Faking happiness at the Finish Line. Really angry on the inside. (that’s race director Meredith Dalberg in the front–she did an amazing job with the race!)
I haven’t run in Trampoline Shoes since. They seem unfazed by our sudden and tragic breakup, and by the pain they have caused me. Best I can tell, they caused me to rely on my ITBand more than I was ready for. And I’m still paying the price. It is extraordinarily frustrating. I wonder if I’d broken them in more slowly, would it have been better? Or would it have accumulated anyway? I also wonder, since I’m no longer running in those shoes, and have bettered my form, why does it still bother me? I know the MO of the ITBand is: once inflamed, it will stay inflamed for quite some time. While I no longer have active or acute pain, and I can run, I just know it’s not 100% better, either (it gets achy after I run).
So, here’s what I’ve done so far this summer, in no particular order: Cross training with the bike and rowing machine. Active Release Therapy and Fascial Distortion. Chiropractic. Rest. Massage. Form work. Ice. Compression. Some running.
Here’s the plan for now:
1. Do the PT exercises I have found everyday, not to ‘strengthen’ the IT Band, but to strengthen all the other muscles I need to be using in order to not rely on the IT Band.
2. Core work every day.
3. Foam rolling twice a day.
4. Upper body weights three times a week.
5. Swimming 4-5x a week starting next week when I can get back in the pool (I had an ingrown toenail removed last week so I’m forbidden to swim until next week. Yes, this is also a source of frustration.)
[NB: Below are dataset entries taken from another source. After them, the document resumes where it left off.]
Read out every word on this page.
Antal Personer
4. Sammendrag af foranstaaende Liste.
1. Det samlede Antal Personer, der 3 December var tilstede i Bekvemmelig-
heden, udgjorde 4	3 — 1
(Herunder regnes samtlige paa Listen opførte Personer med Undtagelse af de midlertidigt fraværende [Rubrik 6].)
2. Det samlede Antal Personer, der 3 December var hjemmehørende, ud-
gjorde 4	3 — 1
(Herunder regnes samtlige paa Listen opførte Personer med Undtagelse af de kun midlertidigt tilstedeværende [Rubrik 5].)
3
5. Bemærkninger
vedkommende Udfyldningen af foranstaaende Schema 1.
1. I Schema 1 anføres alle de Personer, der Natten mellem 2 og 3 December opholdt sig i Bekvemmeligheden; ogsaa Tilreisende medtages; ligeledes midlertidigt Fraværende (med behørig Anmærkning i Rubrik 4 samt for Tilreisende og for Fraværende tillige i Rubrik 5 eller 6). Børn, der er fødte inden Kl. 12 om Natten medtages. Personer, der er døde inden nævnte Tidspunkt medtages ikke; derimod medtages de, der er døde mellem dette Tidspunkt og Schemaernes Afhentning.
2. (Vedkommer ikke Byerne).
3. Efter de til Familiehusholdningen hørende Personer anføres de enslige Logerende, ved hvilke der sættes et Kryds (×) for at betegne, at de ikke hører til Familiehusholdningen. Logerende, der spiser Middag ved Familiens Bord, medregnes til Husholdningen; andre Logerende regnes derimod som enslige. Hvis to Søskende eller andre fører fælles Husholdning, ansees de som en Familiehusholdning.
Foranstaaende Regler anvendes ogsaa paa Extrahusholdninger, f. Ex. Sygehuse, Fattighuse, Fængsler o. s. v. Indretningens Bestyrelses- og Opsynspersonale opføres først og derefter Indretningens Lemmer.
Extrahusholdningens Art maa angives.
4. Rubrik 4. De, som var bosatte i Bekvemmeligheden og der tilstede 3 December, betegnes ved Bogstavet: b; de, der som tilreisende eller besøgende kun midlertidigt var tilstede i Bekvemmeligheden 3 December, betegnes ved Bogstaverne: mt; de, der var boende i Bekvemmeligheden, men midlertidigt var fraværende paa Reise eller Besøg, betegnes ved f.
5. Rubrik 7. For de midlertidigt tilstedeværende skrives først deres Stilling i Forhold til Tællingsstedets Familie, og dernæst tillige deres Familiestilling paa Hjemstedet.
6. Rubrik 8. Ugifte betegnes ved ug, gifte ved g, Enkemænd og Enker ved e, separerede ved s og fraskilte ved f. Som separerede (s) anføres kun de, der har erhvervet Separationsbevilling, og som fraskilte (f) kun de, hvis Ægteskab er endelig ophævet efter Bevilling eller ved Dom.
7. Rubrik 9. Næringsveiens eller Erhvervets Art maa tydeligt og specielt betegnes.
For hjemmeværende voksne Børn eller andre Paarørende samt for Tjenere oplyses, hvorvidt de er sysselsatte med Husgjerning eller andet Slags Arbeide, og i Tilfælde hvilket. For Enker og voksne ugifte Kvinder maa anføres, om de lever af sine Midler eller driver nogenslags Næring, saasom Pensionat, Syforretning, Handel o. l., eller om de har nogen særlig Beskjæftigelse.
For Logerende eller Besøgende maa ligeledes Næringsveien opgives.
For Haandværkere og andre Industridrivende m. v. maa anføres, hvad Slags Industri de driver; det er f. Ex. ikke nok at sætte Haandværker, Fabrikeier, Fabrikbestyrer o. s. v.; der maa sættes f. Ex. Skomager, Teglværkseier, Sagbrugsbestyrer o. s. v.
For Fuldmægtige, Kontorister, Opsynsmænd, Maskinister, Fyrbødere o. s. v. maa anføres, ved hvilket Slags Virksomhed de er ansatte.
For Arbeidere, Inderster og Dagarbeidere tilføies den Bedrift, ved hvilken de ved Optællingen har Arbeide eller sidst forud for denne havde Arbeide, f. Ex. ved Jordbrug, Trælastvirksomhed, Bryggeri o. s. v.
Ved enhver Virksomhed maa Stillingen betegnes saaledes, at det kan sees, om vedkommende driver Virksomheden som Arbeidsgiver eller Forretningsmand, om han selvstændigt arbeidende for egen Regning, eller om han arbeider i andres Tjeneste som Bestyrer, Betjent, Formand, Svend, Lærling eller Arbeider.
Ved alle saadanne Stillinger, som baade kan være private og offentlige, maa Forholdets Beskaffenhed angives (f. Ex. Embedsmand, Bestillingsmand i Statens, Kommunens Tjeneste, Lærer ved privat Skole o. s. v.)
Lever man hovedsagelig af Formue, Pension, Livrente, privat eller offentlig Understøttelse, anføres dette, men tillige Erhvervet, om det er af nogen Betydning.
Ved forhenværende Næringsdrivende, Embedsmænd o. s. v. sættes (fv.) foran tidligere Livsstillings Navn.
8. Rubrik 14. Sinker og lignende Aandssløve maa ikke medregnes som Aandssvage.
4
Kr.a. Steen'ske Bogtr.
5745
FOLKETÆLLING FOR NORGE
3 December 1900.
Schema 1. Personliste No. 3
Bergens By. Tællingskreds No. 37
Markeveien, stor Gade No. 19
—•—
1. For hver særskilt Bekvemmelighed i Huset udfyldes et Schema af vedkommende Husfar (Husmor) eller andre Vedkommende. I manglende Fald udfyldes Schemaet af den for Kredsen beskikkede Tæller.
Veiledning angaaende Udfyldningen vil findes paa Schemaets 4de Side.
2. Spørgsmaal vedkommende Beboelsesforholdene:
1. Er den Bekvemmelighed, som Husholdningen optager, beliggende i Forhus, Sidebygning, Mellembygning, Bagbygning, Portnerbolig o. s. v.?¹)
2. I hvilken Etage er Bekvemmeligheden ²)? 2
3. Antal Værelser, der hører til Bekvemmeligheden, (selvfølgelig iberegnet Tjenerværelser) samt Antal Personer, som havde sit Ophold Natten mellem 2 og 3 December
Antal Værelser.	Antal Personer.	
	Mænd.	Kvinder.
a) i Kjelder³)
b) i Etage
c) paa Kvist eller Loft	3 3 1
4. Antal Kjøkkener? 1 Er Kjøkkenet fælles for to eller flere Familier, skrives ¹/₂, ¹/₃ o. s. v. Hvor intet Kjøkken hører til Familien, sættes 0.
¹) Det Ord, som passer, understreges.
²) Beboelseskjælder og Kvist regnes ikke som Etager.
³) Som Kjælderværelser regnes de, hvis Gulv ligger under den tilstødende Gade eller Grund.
6. Sleeping in my compression pants.
7. Icing 3-4 times a day. I am taking another complete rest from running, biking, and rowing for at least two more weeks.
8. Staying far, far away from inflammatory foods. I already avoid wheat and dairy and most processed foods. But I have a sweet tooth and intend to limit, if not cut out, sugar entirely.
The plan above allows me to strengthen what is weak so I can rely much less on the ITBand when I do run, while still maintaining my cardio fitness level. My plan is to be able to complete my miles at Hood to Coast without worry. I think the plan above will allow me to do that. I modified my pace goal online so that I don’t have to worry about pushing the pace at the race. And even if painful, I will push through. Afterward, I am prepared to take another complete rest from running if necessary. I’m not going to push through any sort of training right now, though, and risk Hood to Coast. I’m going to show up happy, healthy(er), and, while possibly somewhat undertrained, ready to do my part to run the race and share the Nuun love.
As for Trampoline Shoes? They are in my closet, buried beneath a pile of other shoes that have not caused me nearly so much grief and pain. But I confess, I sometimes catch a glimpse of them, laying there benignly, looking so pretty with their wings on, and I think, “What if?” Deep down, I still love them. I still miss what we had together: speed. lightness. happiness. They were cruel in the end, but for a time, they were…perfection.